AlphaGo and Stockfish played on similar hardware

Discussion of anything and everything relating to chess playing software and machines.

Moderator: Ras

Lyudmil Tsvetkov
Posts: 6052
Joined: Tue Jun 12, 2012 12:41 pm

Re: AlphaGo and Stockfish played on similar hardware

Post by Lyudmil Tsvetkov »

vvarkey wrote:Ignore all the training that went into AlphaZero for a second.

Per the paper, for the 100 games:
AlphaZero and the previous AlphaGo Zero used a single machine with 4 TPUs. Stockfish and Elmo played at their strongest skill level using 64 threads and a hash size of 1GB.
According to https://cloud.google.com/blog/big-data/ ... g-unit-tpu:
We announced the TPU last year and recently followed up with a detailed study of its performance and architecture.
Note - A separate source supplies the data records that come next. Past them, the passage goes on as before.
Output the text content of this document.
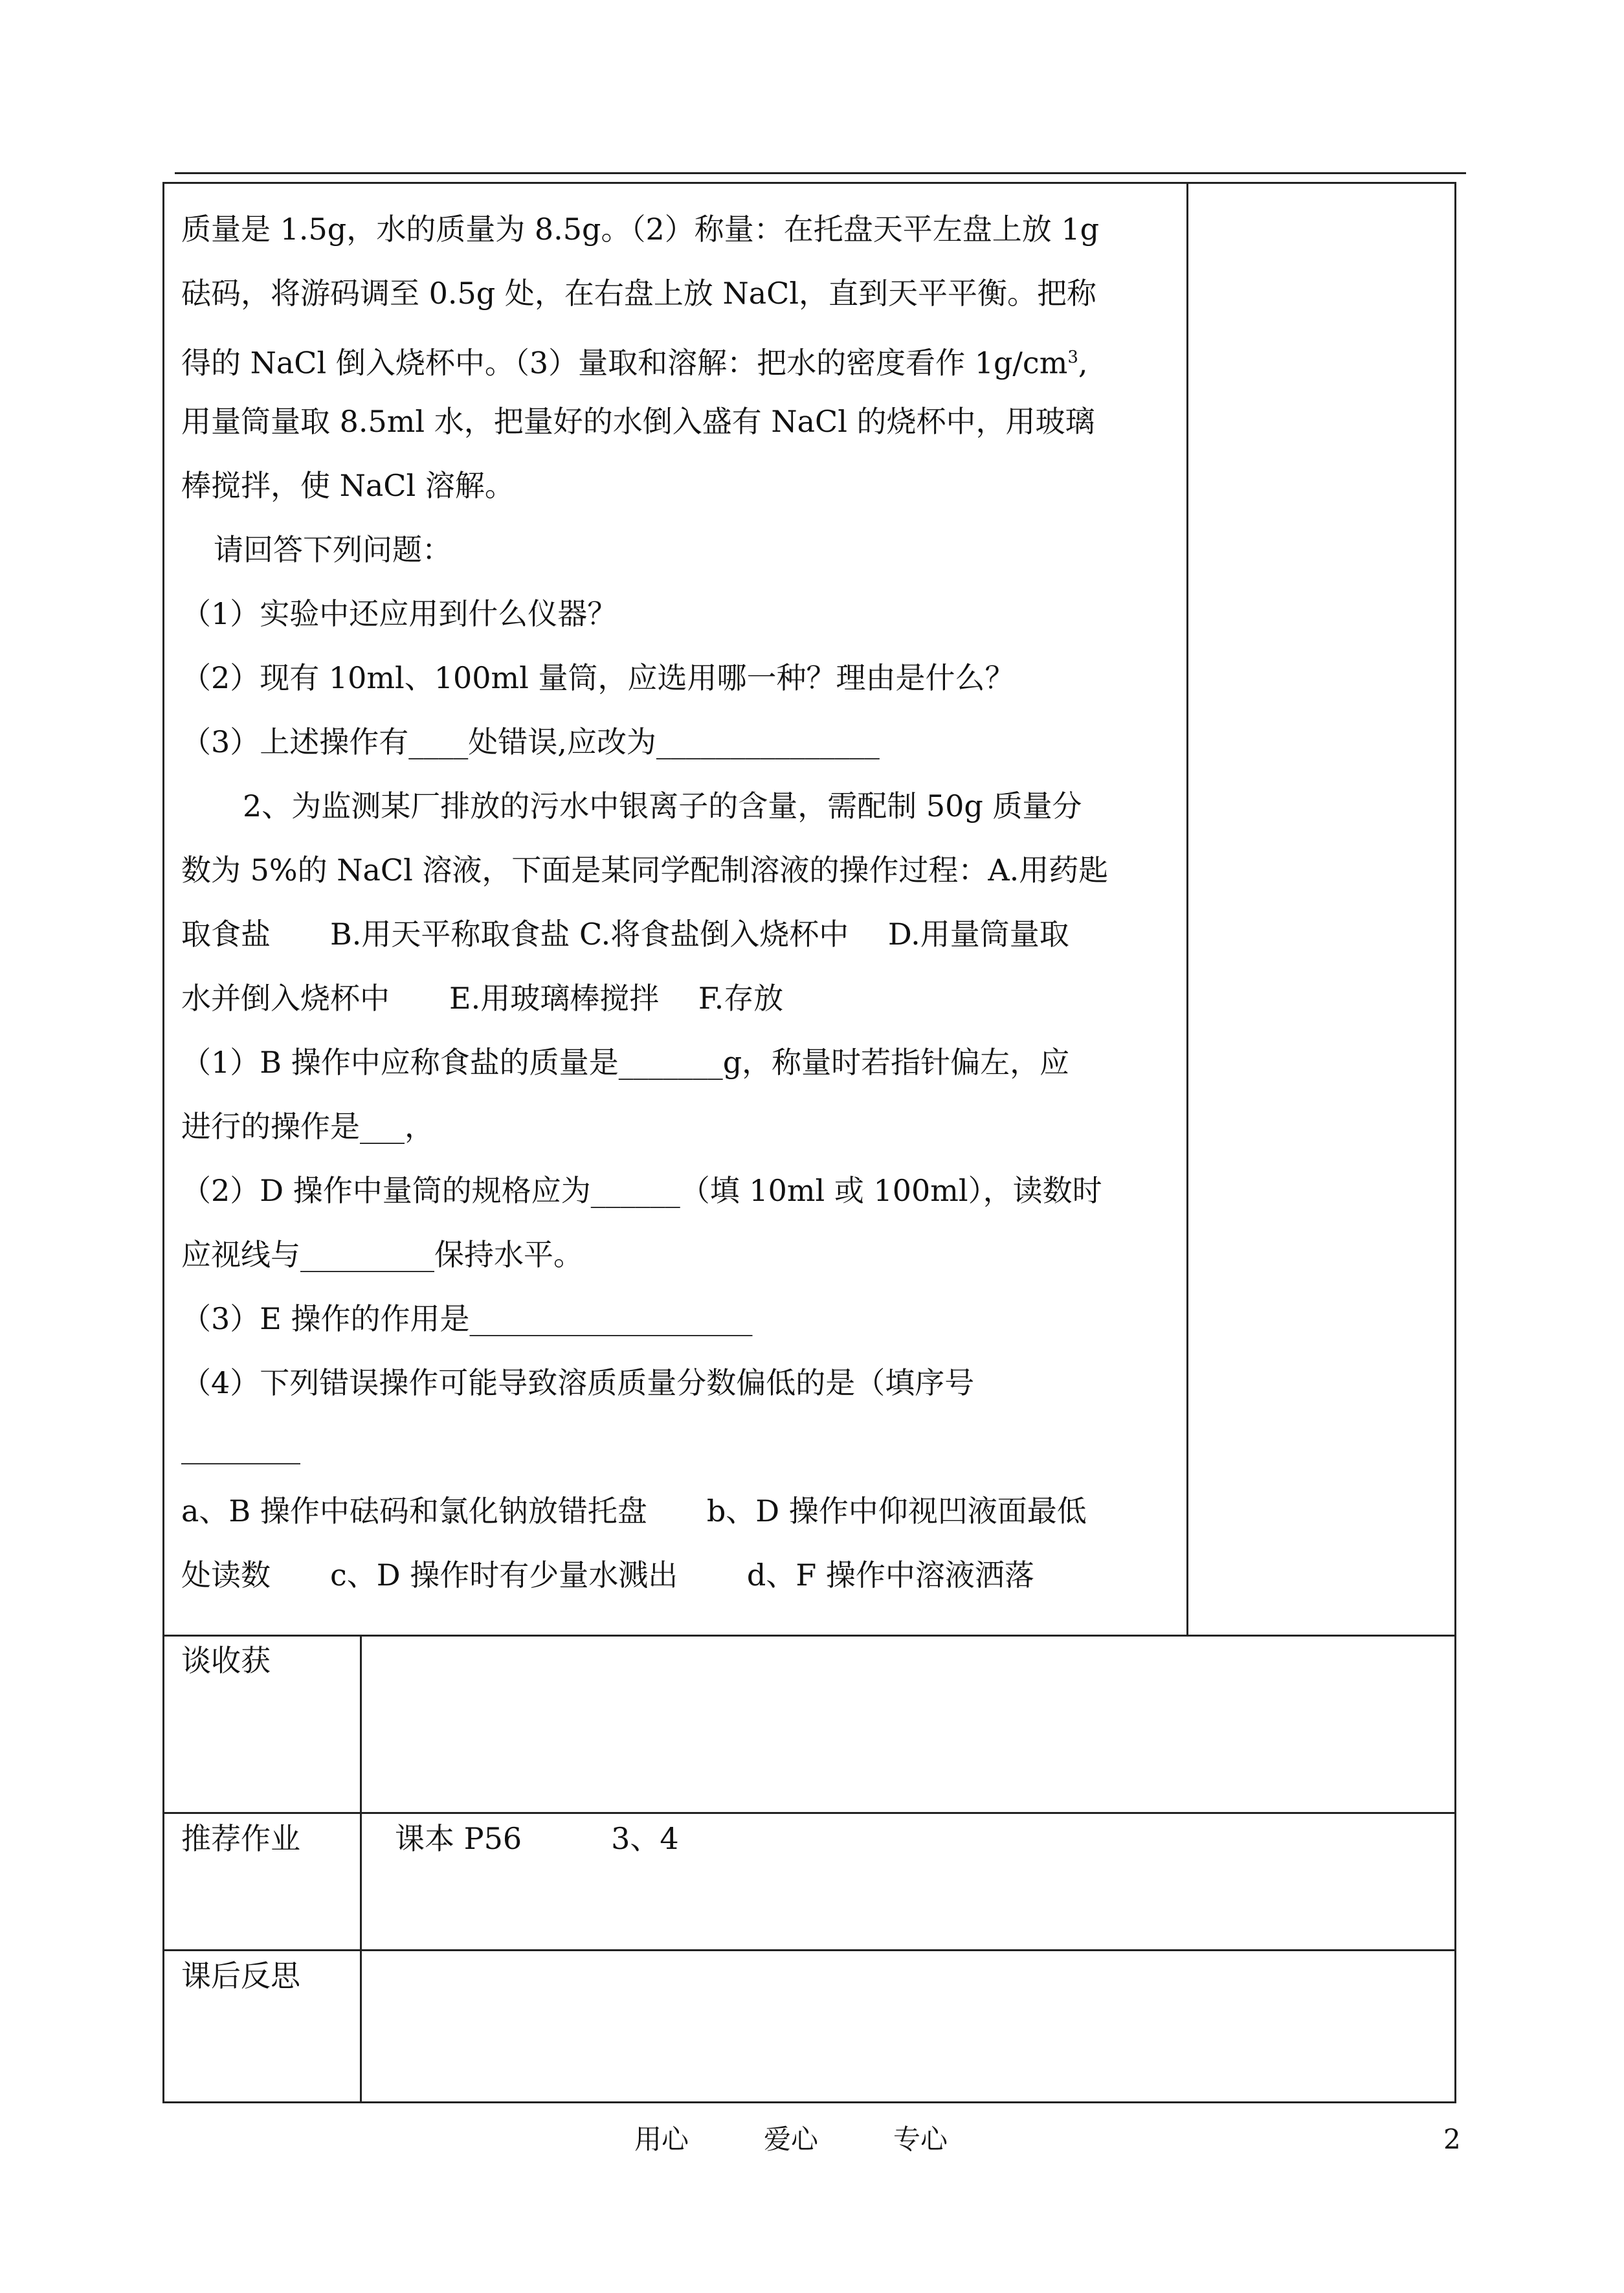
质量是 1.5g，水的质量为 8.5g。（2）称量：在托盘天平左盘上放 1g
砝码，将游码调至 0.5g 处，在右盘上放 NaCl，直到天平平衡。把称
得的 NaCl 倒入烧杯中。（3）量取和溶解：把水的密度看作 $1g/cm^3$,
用量筒量取 8.5ml 水，把量好的水倒入盛有 NaCl 的烧杯中，用玻璃
棒搅拌，使 NaCl 溶解。
请回答下列问题：
（1）实验中还应用到什么仪器？
（2）现有 10ml、100ml 量筒，应选用哪一种？理由是什么？
（3）上述操作有____处错误,应改为_______________
2、为监测某厂排放的污水中银离子的含量，需配制 50g 质量分
数为 5%的 NaCl 溶液，下面是某同学配制溶液的操作过程：A.用药匙
取食盐　　B.用天平称取食盐 C.将食盐倒入烧杯中　 D.用量筒量取
水并倒入烧杯中　　E.用玻璃棒搅拌　 F.存放
（1）B 操作中应称食盐的质量是_______g，称量时若指针偏左，应
进行的操作是___，
（2）D 操作中量筒的规格应为______（填 10ml 或 100ml），读数时
应视线与_________保持水平。
（3）E 操作的作用是___________________
（4）下列错误操作可能导致溶质质量分数偏低的是（填序号
________
a、B 操作中砝码和氯化钠放错托盘　　b、D 操作中仰视凹液面最低
处读数　　c、D 操作时有少量水溅出　　 d、F 操作中溶液洒落
谈收获
推荐作业	课本 P56　　　3、4
课后反思
用心	爱心	专心	2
In short, we found that the TPU delivered 15–30X higher performance and 30–80X higher performance-per-watt than contemporary CPUs and GPUs.
So, a single machine with 4 TPUs (15x4 = 60) is somewhat comparable to 64 CPU threads.
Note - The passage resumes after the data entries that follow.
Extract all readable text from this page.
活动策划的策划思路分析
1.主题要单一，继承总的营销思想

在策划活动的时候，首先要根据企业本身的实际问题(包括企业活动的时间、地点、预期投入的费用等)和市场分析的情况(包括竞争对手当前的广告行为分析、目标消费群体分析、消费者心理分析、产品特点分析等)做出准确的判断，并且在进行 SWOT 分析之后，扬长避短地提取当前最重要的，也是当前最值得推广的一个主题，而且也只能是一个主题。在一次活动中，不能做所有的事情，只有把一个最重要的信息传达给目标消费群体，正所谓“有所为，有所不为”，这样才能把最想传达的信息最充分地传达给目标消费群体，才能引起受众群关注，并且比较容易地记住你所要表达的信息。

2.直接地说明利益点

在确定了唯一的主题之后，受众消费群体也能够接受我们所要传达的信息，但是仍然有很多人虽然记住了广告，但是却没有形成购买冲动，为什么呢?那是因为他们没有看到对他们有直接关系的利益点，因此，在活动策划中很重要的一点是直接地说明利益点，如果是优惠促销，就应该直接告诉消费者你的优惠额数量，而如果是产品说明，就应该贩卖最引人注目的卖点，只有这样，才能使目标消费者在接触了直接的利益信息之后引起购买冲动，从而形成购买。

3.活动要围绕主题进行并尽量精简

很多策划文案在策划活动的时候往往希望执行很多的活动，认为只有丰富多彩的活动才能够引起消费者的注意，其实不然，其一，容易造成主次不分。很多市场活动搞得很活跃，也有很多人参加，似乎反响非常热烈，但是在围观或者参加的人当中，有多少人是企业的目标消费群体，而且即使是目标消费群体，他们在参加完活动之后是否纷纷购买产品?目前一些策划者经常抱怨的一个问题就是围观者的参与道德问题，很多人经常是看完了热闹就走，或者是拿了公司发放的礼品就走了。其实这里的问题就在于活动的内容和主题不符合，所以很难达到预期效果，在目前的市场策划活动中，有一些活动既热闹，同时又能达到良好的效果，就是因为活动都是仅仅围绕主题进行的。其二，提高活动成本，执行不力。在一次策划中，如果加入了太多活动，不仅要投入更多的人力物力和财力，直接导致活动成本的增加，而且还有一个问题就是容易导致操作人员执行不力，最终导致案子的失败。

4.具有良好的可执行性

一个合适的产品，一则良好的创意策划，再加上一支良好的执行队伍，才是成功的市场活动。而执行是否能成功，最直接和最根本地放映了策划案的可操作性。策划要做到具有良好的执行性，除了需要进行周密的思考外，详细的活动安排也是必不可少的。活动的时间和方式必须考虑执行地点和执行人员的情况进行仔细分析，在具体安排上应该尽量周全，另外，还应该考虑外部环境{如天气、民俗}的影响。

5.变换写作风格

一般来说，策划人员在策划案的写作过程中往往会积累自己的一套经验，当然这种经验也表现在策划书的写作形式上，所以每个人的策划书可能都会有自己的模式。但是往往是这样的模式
Now, for training AlphaGo, DeepMind really did use tons of hardware: 5,000 Gen 1 TPUs to generate the games for training and 64 Gen 2 TPUs for training the neural nets.
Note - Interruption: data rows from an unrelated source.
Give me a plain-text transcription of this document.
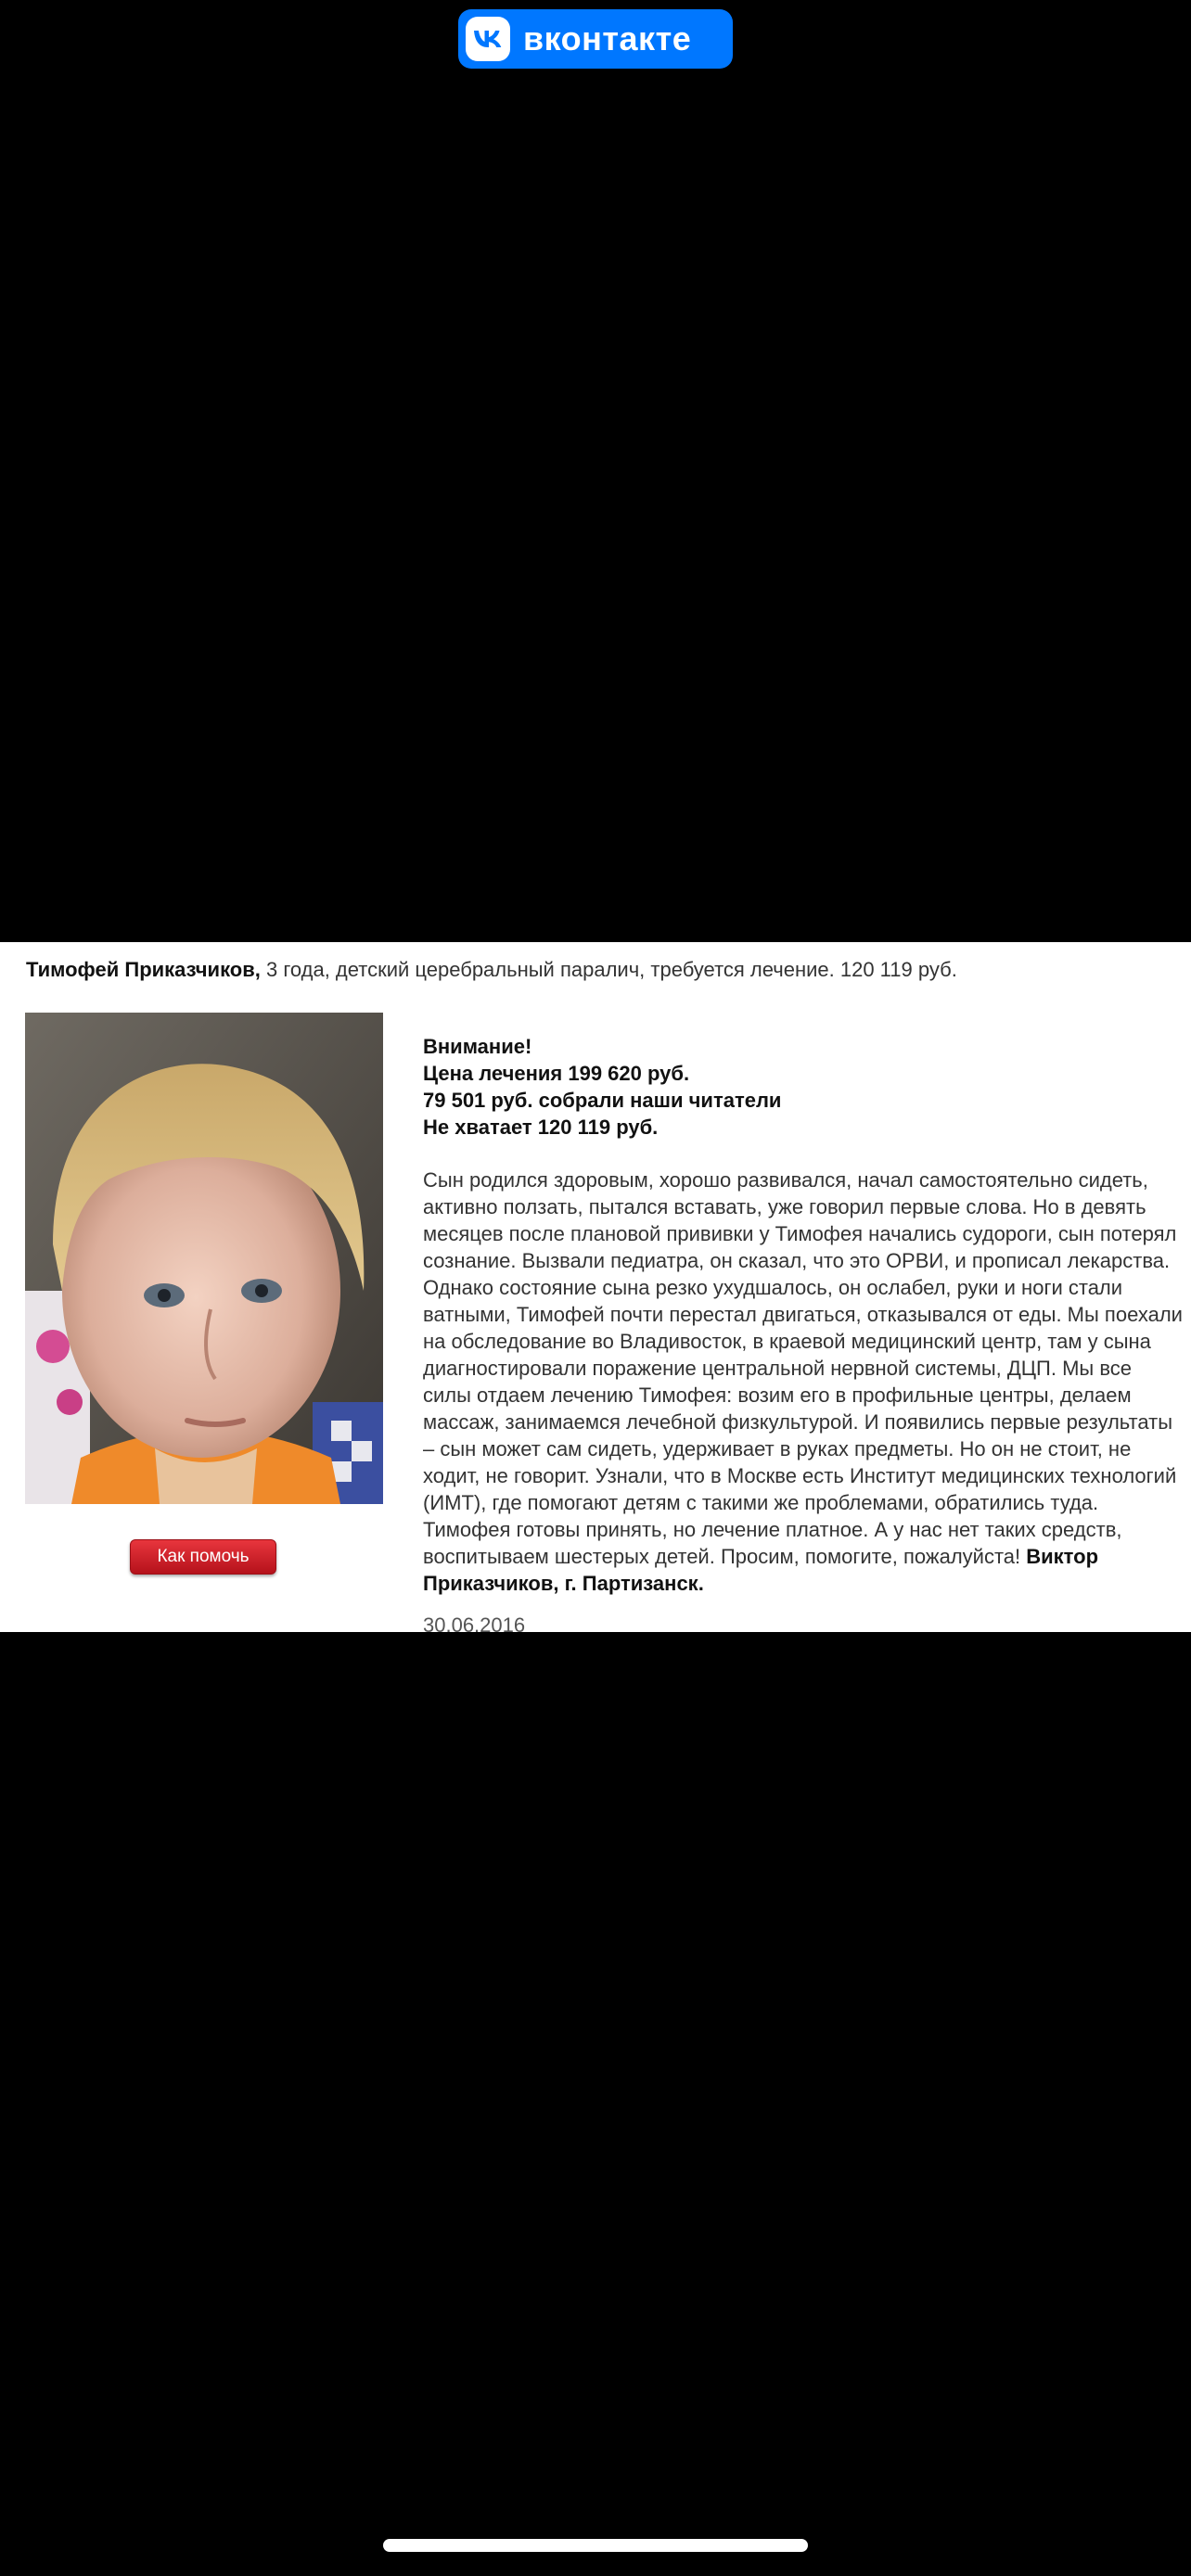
вконтакте
Тимофей Приказчиков, 3 года, детский церебральный паралич, требуется лечение. 120 119 руб.
Как помочь
Внимание!
Цена лечения 199 620 руб.
79 501 руб. собрали наши читатели
Не хватает 120 119 руб.
Сын родился здоровым, хорошо развивался, начал самостоятельно сидеть, активно ползать, пытался вставать, уже говорил первые слова. Но в девять месяцев после плановой прививки у Тимофея начались судороги, сын потерял сознание. Вызвали педиатра, он сказал, что это ОРВИ, и прописал лекарства. Однако состояние сына резко ухудшалось, он ослабел, руки и ноги стали ватными, Тимофей почти перестал двигаться, отказывался от еды. Мы поехали на обследование во Владивосток, в краевой медицинский центр, там у сына диагностировали поражение центральной нервной системы, ДЦП. Мы все силы отдаем лечению Тимофея: возим его в профильные центры, делаем массаж, занимаемся лечебной физкультурой. И появились первые результаты – сын может сам сидеть, удерживает в руках предметы. Но он не стоит, не ходит, не говорит. Узнали, что в Москве есть Институт медицинских технологий (ИМТ), где помогают детям с такими же проблемами, обратились туда. Тимофея готовы принять, но лечение платное. А у нас нет таких средств, воспитываем шестерых детей. Просим, помогите, пожалуйста! Виктор Приказчиков, г. Партизанск.
30.06.2016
But for comparing playing strengths, these numbers are as relevant as counting how many man-hours went into the development of Stockfish.
Thah has already been discussed, just carefully read the threads.
User avatar
hgm
Posts: 28354
Joined: Fri Mar 10, 2006 10:06 am
Location: Amsterdam
Full name: H G Muller

Re: AlphaGo and Stockfish played on similar hardware

Post by hgm »

Milos wrote:This is so wrong on so many levels.
Do you understand that TPU has basically only 5 instructions, load weight, load inputs, multiply, activate and write results to CPU.
Of course, I have read the paper describing it. But whe the CPU says 'multiply', it can order 64K multiplications in one stroke. That certainly helps.
Every higher level DCNN operation has to be handled by the CPU, all data manipulation for inference through layers. And this is around 1GB of weights manipulations 80000 times per second!!!
The TPU has an internal weight memory, and can be ordered to load weights from there in the shift buffer that will finally be coppied to the multiplier array. Again not individually, but in bulk. The TPU also has a DMA controller to directly load data in bulk from CPU memory, without CPU involvement.
Plus on top of that traversing the whole tree, since you start from the root, and at each node performing action calculation for each move and once you reach leaf node, expand, prepare all the data for TPU and once priors are calculated backpropagate action value to the root.
And you think that could be done of 80486 CPU????
Well, so perhaps I am guilty of some poetic exaggeration. But a low-performance CPU, as I finally mention, seems good enough.
It really makes no sense discussing these stuff with you, when you don't have even the basic knowledge.
And yet you ever tire of doing it.
Again they didn't even bother to write that they used heavy CPU for that in the paper, most probably the same CPU they used to run SF on. So they had 4 TPUs extra. Just a tiny bit of difference.
The way they wrote that paper is shameless. If that is really the version they submitted for peer-review that would be just outrages if it got accepted.
This is pure guessing on your part. You cannot possibly kow that. You have not seen their code. It is all driven by paranoia and conspiracy theories.
Whether the hardware can be bought on the free market or not should not be relevant for the question of whether it is similar. What is not for sale now could be for sale tomorrow, and then what was 20 times as powerful would suddely be only half as powerful when it is offered cheaply? I don't think so...
This pretty irrelevant and pointless.
What you write is just wishful thinking. Tomorrow we could have 256 cores x86 CPU for 1000$ so what?
What is relevant is that if you can't buy it, you can only make estimation based on what you can buy. And in that respect 1TPU is like 2GV100 that cost 3k$ per piece. So 4TPUs=8x3k =24k$. Or if you like 1TPU=10x1080Ti. 1080Ti is 600$. 4TPUs=40x600=24k$, again the same math.
For 24k$ you can buy 4 top of the range FPGA boards + 2x 32core x86 CPUs easily.[/quote]